I also have little faith in internet lore. There is some really good information out there, if you can find it, if you want to be glued to a computer reading forum threads.
I have Gar's book, because I bought one of his amp last summer, but there not much text, mostly notes, observations, and circuits.
Gar was responsible for the Guess Who's monstrous guitar sounds, at some point building the Herzog, a 5E3 circuit in a box just to overdrive other amps.
No to brag, but I'm in effin tone heaven right now, I have a '57 Silvertone 1331 Champ circuit 1 x 6" on an old school chair, turned around so I can see the tubes glow, and the Garnet 1 x 12" that now has a Weber Signature Ceramic not Alnico, turned aroud also, sounds better, it's got some chunka chunka bass, both being fed by a 76's Fender Tube Reverb - the mild one - with 4 tubes instead of three, and a 6V6 instead of the 50's tube , fed by by 12AX7 powered Varidrive, and two old CMATMOD pedals I've had forever, a very early Boost, and a script logo Gray Ross clone compressor, and the tone is incredible.
Not to underestimate the Silvertone 1x6" amp, on the channel B of my old Horizon Selectaline glow in the dark A/B/Y box, it sounds amazing by itself, better bedroom amp than the other with 12" speaker. Both together maybe the best "amp" I've ever played.
The Garnet has both Reverb and Tremolo, all the way off.

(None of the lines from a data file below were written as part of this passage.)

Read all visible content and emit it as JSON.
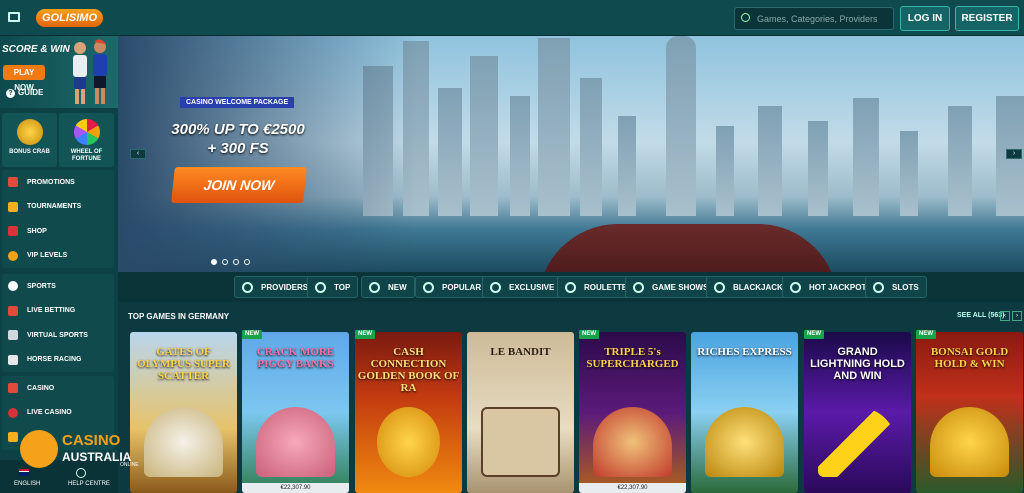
{
  "header": {
    "logo": "GOLISIMO",
    "search_placeholder": "Games, Categories, Providers",
    "login_label": "LOG IN",
    "register_label": "REGISTER"
  },
  "sidebar": {
    "score": {
      "title": "SCORE & WIN",
      "play_label": "PLAY NOW",
      "guide_label": "GUIDE"
    },
    "tiles": [
      {
        "label": "BONUS CRAB"
      },
      {
        "label": "WHEEL OF FORTUNE"
      }
    ],
    "group1": [
      {
        "label": "PROMOTIONS"
      },
      {
        "label": "TOURNAMENTS"
      },
      {
        "label": "SHOP"
      },
      {
        "label": "VIP LEVELS"
      }
    ],
    "group2": [
      {
        "label": "SPORTS"
      },
      {
        "label": "LIVE BETTING"
      },
      {
        "label": "VIRTUAL SPORTS"
      },
      {
        "label": "HORSE RACING"
      }
    ],
    "group3": [
      {
        "label": "CASINO"
      },
      {
        "label": "LIVE CASINO"
      }
    ],
    "footer": {
      "language": "ENGLISH",
      "help": "HELP CENTRE"
    }
  },
  "hero": {
    "badge": "CASINO WELCOME PACKAGE",
    "promo_line1": "300% UP TO €2500",
    "promo_line2": "+ 300 FS",
    "cta": "JOIN NOW",
    "prev": "‹",
    "next": "›"
  },
  "categories": [
    {
      "label": "PROVIDERS"
    },
    {
      "label": "TOP"
    },
    {
      "label": "NEW"
    },
    {
      "label": "POPULAR"
    },
    {
      "label": "EXCLUSIVE"
    },
    {
      "label": "ROULETTE"
    },
    {
      "label": "GAME SHOWS"
    },
    {
      "label": "BLACKJACK"
    },
    {
      "label": "HOT JACKPOTS"
    },
    {
      "label": "SLOTS"
    }
  ],
  "section": {
    "title": "TOP GAMES IN GERMANY",
    "see_all": "SEE ALL (563)"
  },
  "games": [
    {
      "title": "GATES OF OLYMPUS SUPER SCATTER",
      "new": "",
      "price": ""
    },
    {
      "title": "CRACK MORE PIGGY BANKS",
      "new": "NEW",
      "price": "€22,307.90"
    },
    {
      "title": "CASH CONNECTION GOLDEN BOOK OF RA",
      "new": "NEW",
      "price": ""
    },
    {
      "title": "LE BANDIT",
      "new": "",
      "price": ""
    },
    {
      "title": "TRIPLE 5's SUPERCHARGED",
      "new": "NEW",
      "price": "€22,307.90"
    },
    {
      "title": "RICHES EXPRESS",
      "new": "",
      "price": ""
    },
    {
      "title": "GRAND LIGHTNING HOLD AND WIN",
      "new": "NEW",
      "price": ""
    },
    {
      "title": "BONSAI GOLD HOLD & WIN",
      "new": "NEW",
      "price": ""
    }
  ],
  "watermark": {
    "line1": "CASINO",
    "line2": "AUSTRALIA",
    "line3": "ONLINE"
  }
}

An oddity about the Garnet circuit is that the tone circuit is completely backwards, all the way open and it's bassy and bearable, go toward close and it's bright city, it's almost like a contour, clever, but I think Gar was known for his unique take on the tone stack.
The Reverb is killer, easily too much. Also weirdly interactive. To understand this amp would be very educational. When you dime the Volume, it's not that loud but you can max out the Reverb, sounds great, but turn the volume down, you have to turn the Reverb way down or it's overpowering. Tone stack works the same way, very interactive. When you have the Volume dimed, you can dime both Tone and Reverb and the whole thing sounds fantastic, rip your head off loud and this is a three tube 12AX7 single 6V6 circuit, probably SS rectified.
My biggest b*tch about this amp is it's just too loud, and turning it too much down just kills the tone.
The Trem works great, click pot on/off, but too fast for my taste when backed off all the way. I'd like to slow it down. I like really slow Trem.
I had a Reverberto, dang it who made that? I got CRS. Gorgeous tweed low serial number unit, prob worth a small fortune today. The trem was too fast and me not having much more than my Fluke 23 a soldering gun and a some guitar Orange Drops before I slowed the Trem right down. Left the original cap in place, just unsoldered a leg, for easy reversal, but why?
I often feel that most Phase Shifters don't cycle slow enough either.